I’d say this is a great start to this promotion, and I’m curious to see how the Global Getaways concept evolves over time. This is basically Alaska’s version of Air France-KLM Flying Blue Promo Rewards or Singapore KrisFlyer Spontaneous Escapes, except the promotion is quarterly (rather than monthly), and it applies for travel on partner airlines (rather than for travel on the program’s airline).
Bottom line
Alaska Mileage Plan has launched its new Global Getaways promotion, which is a quarterly redemption deal offering up to a 50% discount on awards.
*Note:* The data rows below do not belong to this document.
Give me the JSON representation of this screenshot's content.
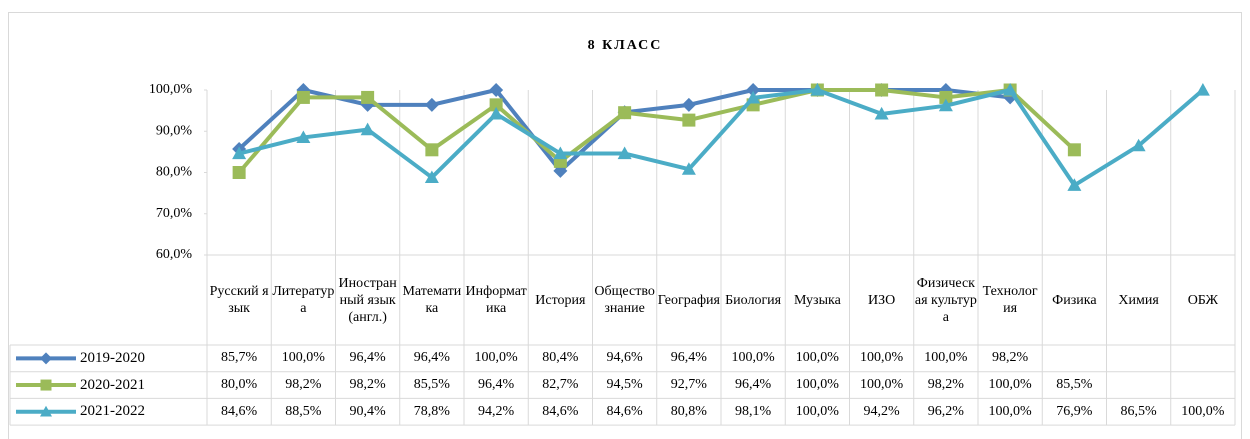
{
  "chart_data": {
    "type": "line",
    "title": "8 КЛАСС",
    "categories": [
      "Русский язык",
      "Литература",
      "Иностранный язык (англ.)",
      "Математика",
      "Информатика",
      "История",
      "Обществознание",
      "География",
      "Биология",
      "Музыка",
      "ИЗО",
      "Физическая культура",
      "Технология",
      "Физика",
      "Химия",
      "ОБЖ"
    ],
    "ylim": [
      60,
      100
    ],
    "yticks": [
      {
        "value": 60,
        "label": "60,0%"
      },
      {
        "value": 70,
        "label": "70,0%"
      },
      {
        "value": 80,
        "label": "80,0%"
      },
      {
        "value": 90,
        "label": "90,0%"
      },
      {
        "value": 100,
        "label": "100,0%"
      }
    ],
    "series": [
      {
        "name": "2019-2020",
        "color": "#4f81bd",
        "marker": "diamond",
        "values": [
          85.7,
          100,
          96.4,
          96.4,
          100,
          80.4,
          94.6,
          96.4,
          100,
          100,
          100,
          100,
          98.2,
          null,
          null,
          null
        ],
        "value_labels": [
          "85,7%",
          "100,0%",
          "96,4%",
          "96,4%",
          "100,0%",
          "80,4%",
          "94,6%",
          "96,4%",
          "100,0%",
          "100,0%",
          "100,0%",
          "100,0%",
          "98,2%",
          null,
          null,
          null
        ]
      },
      {
        "name": "2020-2021",
        "color": "#9bbb59",
        "marker": "square",
        "values": [
          80,
          98.2,
          98.2,
          85.5,
          96.4,
          82.7,
          94.5,
          92.7,
          96.4,
          100,
          100,
          98.2,
          100,
          85.5,
          null,
          null
        ],
        "value_labels": [
          "80,0%",
          "98,2%",
          "98,2%",
          "85,5%",
          "96,4%",
          "82,7%",
          "94,5%",
          "92,7%",
          "96,4%",
          "100,0%",
          "100,0%",
          "98,2%",
          "100,0%",
          "85,5%",
          null,
          null
        ]
      },
      {
        "name": "2021-2022",
        "color": "#4bacc6",
        "marker": "triangle",
        "values": [
          84.6,
          88.5,
          90.4,
          78.8,
          94.2,
          84.6,
          84.6,
          80.8,
          98.1,
          100,
          94.2,
          96.2,
          100,
          76.9,
          86.5,
          100
        ],
        "value_labels": [
          "84,6%",
          "88,5%",
          "90,4%",
          "78,8%",
          "94,2%",
          "84,6%",
          "84,6%",
          "80,8%",
          "98,1%",
          "100,0%",
          "94,2%",
          "96,2%",
          "100,0%",
          "76,9%",
          "86,5%",
          "100,0%"
        ]
      }
    ]
  }
}
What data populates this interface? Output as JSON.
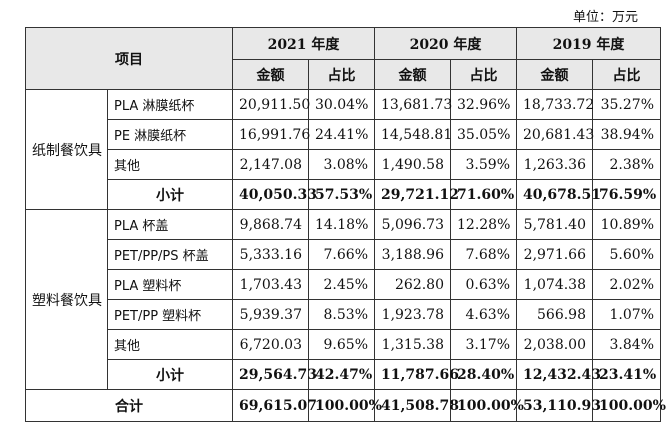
{
  "unit_label": "单位：万元",
  "header": {
    "item": "项目",
    "years": [
      "2021 年度",
      "2020 年度",
      "2019 年度"
    ],
    "amount": "金额",
    "ratio": "占比"
  },
  "groups": [
    {
      "category": "纸制餐饮具",
      "rows": [
        {
          "name": "PLA 淋膜纸杯",
          "values": [
            "20,911.50",
            "30.04%",
            "13,681.73",
            "32.96%",
            "18,733.72",
            "35.27%"
          ]
        },
        {
          "name": "PE 淋膜纸杯",
          "values": [
            "16,991.76",
            "24.41%",
            "14,548.81",
            "35.05%",
            "20,681.43",
            "38.94%"
          ]
        },
        {
          "name": "其他",
          "values": [
            "2,147.08",
            "3.08%",
            "1,490.58",
            "3.59%",
            "1,263.36",
            "2.38%"
          ]
        }
      ],
      "subtotal": {
        "label": "小计",
        "values": [
          "40,050.33",
          "57.53%",
          "29,721.12",
          "71.60%",
          "40,678.51",
          "76.59%"
        ]
      }
    },
    {
      "category": "塑料餐饮具",
      "rows": [
        {
          "name": "PLA 杯盖",
          "values": [
            "9,868.74",
            "14.18%",
            "5,096.73",
            "12.28%",
            "5,781.40",
            "10.89%"
          ]
        },
        {
          "name": "PET/PP/PS 杯盖",
          "values": [
            "5,333.16",
            "7.66%",
            "3,188.96",
            "7.68%",
            "2,971.66",
            "5.60%"
          ]
        },
        {
          "name": "PLA 塑料杯",
          "values": [
            "1,703.43",
            "2.45%",
            "262.80",
            "0.63%",
            "1,074.38",
            "2.02%"
          ]
        },
        {
          "name": "PET/PP 塑料杯",
          "values": [
            "5,939.37",
            "8.53%",
            "1,923.78",
            "4.63%",
            "566.98",
            "1.07%"
          ]
        },
        {
          "name": "其他",
          "values": [
            "6,720.03",
            "9.65%",
            "1,315.38",
            "3.17%",
            "2,038.00",
            "3.84%"
          ]
        }
      ],
      "subtotal": {
        "label": "小计",
        "values": [
          "29,564.73",
          "42.47%",
          "11,787.66",
          "28.40%",
          "12,432.43",
          "23.41%"
        ]
      }
    }
  ],
  "total": {
    "label": "合计",
    "values": [
      "69,615.07",
      "100.00%",
      "41,508.78",
      "100.00%",
      "53,110.93",
      "100.00%"
    ]
  }
}
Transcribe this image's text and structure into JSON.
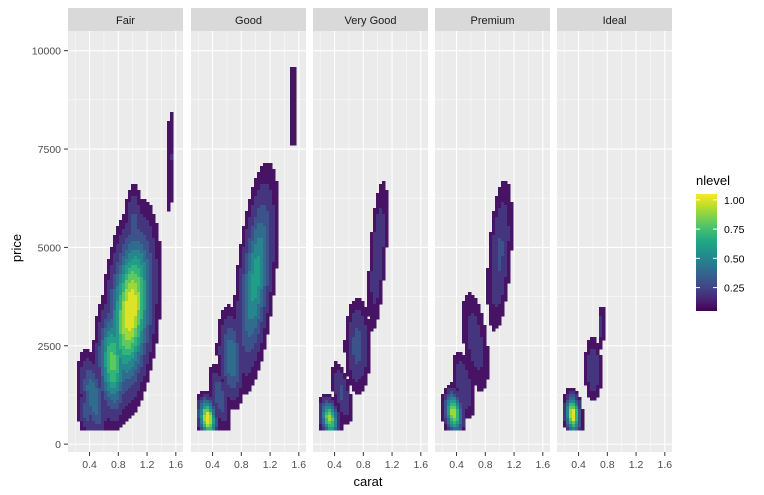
{
  "chart_data": {
    "type": "density_2d_filled",
    "facet_by": "cut",
    "facets": [
      {
        "label": "Fair",
        "blobs": [
          {
            "cx": 0.97,
            "cy": 3400,
            "rx": 0.22,
            "ry": 2000,
            "rot": -0.8,
            "z": 1.0
          },
          {
            "cx": 0.72,
            "cy": 2100,
            "rx": 0.18,
            "ry": 1100,
            "rot": -0.7,
            "z": 0.75
          },
          {
            "cx": 0.45,
            "cy": 1200,
            "rx": 0.18,
            "ry": 700,
            "rot": -0.6,
            "z": 0.4
          },
          {
            "cx": 0.35,
            "cy": 800,
            "rx": 0.12,
            "ry": 450,
            "rot": -0.3,
            "z": 0.25
          },
          {
            "cx": 1.01,
            "cy": 5500,
            "rx": 0.11,
            "ry": 900,
            "rot": -0.2,
            "z": 0.25
          },
          {
            "cx": 1.52,
            "cy": 7200,
            "rx": 0.05,
            "ry": 1400,
            "rot": -0.05,
            "z": 0.12
          }
        ]
      },
      {
        "label": "Good",
        "blobs": [
          {
            "cx": 1.0,
            "cy": 4200,
            "rx": 0.17,
            "ry": 2200,
            "rot": -0.5,
            "z": 0.55
          },
          {
            "cx": 0.66,
            "cy": 2200,
            "rx": 0.16,
            "ry": 900,
            "rot": -0.7,
            "z": 0.4
          },
          {
            "cx": 0.33,
            "cy": 650,
            "rx": 0.11,
            "ry": 420,
            "rot": -0.2,
            "z": 1.0
          },
          {
            "cx": 0.5,
            "cy": 1200,
            "rx": 0.14,
            "ry": 500,
            "rot": -0.6,
            "z": 0.3
          },
          {
            "cx": 1.52,
            "cy": 8600,
            "rx": 0.04,
            "ry": 1300,
            "rot": 0.0,
            "z": 0.12
          }
        ]
      },
      {
        "label": "Very Good",
        "blobs": [
          {
            "cx": 0.33,
            "cy": 650,
            "rx": 0.11,
            "ry": 380,
            "rot": -0.2,
            "z": 0.85
          },
          {
            "cx": 0.72,
            "cy": 2500,
            "rx": 0.15,
            "ry": 1000,
            "rot": -0.7,
            "z": 0.25
          },
          {
            "cx": 1.0,
            "cy": 4800,
            "rx": 0.1,
            "ry": 1800,
            "rot": -0.3,
            "z": 0.18
          },
          {
            "cx": 0.5,
            "cy": 1300,
            "rx": 0.14,
            "ry": 500,
            "rot": -0.6,
            "z": 0.22
          }
        ]
      },
      {
        "label": "Premium",
        "blobs": [
          {
            "cx": 0.36,
            "cy": 800,
            "rx": 0.11,
            "ry": 450,
            "rot": -0.2,
            "z": 0.9
          },
          {
            "cx": 1.0,
            "cy": 4800,
            "rx": 0.13,
            "ry": 1700,
            "rot": -0.35,
            "z": 0.22
          },
          {
            "cx": 0.66,
            "cy": 2600,
            "rx": 0.22,
            "ry": 900,
            "rot": -0.8,
            "z": 0.15
          },
          {
            "cx": 0.5,
            "cy": 1500,
            "rx": 0.15,
            "ry": 600,
            "rot": -0.6,
            "z": 0.2
          }
        ]
      },
      {
        "label": "Ideal",
        "blobs": [
          {
            "cx": 0.32,
            "cy": 750,
            "rx": 0.09,
            "ry": 420,
            "rot": -0.2,
            "z": 1.0
          },
          {
            "cx": 0.6,
            "cy": 1900,
            "rx": 0.11,
            "ry": 700,
            "rot": -0.7,
            "z": 0.2
          },
          {
            "cx": 0.72,
            "cy": 3000,
            "rx": 0.04,
            "ry": 550,
            "rot": -0.1,
            "z": 0.15
          }
        ]
      }
    ],
    "x": {
      "label": "carat",
      "range": [
        0.1,
        1.7
      ],
      "ticks": [
        0.4,
        0.8,
        1.2,
        1.6
      ],
      "tick_labels": [
        "0.4",
        "0.8",
        "1.2",
        "1.6"
      ]
    },
    "y": {
      "label": "price",
      "range": [
        -200,
        10500
      ],
      "ticks": [
        0,
        2500,
        5000,
        7500,
        10000
      ],
      "tick_labels": [
        "0",
        "2500",
        "5000",
        "7500",
        "10000"
      ]
    },
    "legend": {
      "title": "nlevel",
      "position": "right",
      "ticks": [
        0.25,
        0.5,
        0.75,
        1.0
      ],
      "tick_labels": [
        "0.25",
        "0.50",
        "0.75",
        "1.00"
      ],
      "range": [
        0.05,
        1.05
      ]
    },
    "colors": {
      "palette": "viridis",
      "stops": [
        "#440154",
        "#482475",
        "#414487",
        "#355f8d",
        "#2a788e",
        "#21918c",
        "#22a884",
        "#44bf70",
        "#7ad151",
        "#bddf26",
        "#fde725"
      ]
    },
    "grid": true
  }
}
To kick this off, you can save miles on economy and premium economy tickets to sunny destinations, for bookings in April, and for travel in September through November.
While this won’t be useful for everyone, I imagine some people will get significant value from this.
What do you make of Alaska’s Global Getaways promotion?
This feels like the dad who divorced his wife, the next day drives up in a mid-life crisis car and tries to impress his teenagers. “See? I still got it!”
No you don’t Alaska. We moved on.
lololol realising they've gutted their free points printing money making machine revenue line they're now doing this?
30,000 miles US to Bali one way in economy on Qatar is a decent deal. It may be cheaper than some flights to Hawaii.
Frankly it appears to be more smoke n mirrors. I have been booking forward trips to Europe the redemption is through the roof in some cases, example 100K for coach SFO to LHR in May. Going further into the year and next premium coach is there for 280K on Aer Lingus yes coach does drop off at times. Maybe this is to pay for the $5 month program!!
I think they need to iron out some kinks. I am looking at business class award from Hong Kong to Seoul on Korean for 15,000 Alaska miles but when I add the 200 mile segment from Seoul to Busan the price jumps to 64,000 miles in coach and 130,000 miles in business LOL
I did pay the $5 on exactly this theory. I didn't get an email about this.
Although I got a second wifi code yesterday (one on April 1, another on April 2) so I guess there is some reason to expect a good faith mistake? Maybe?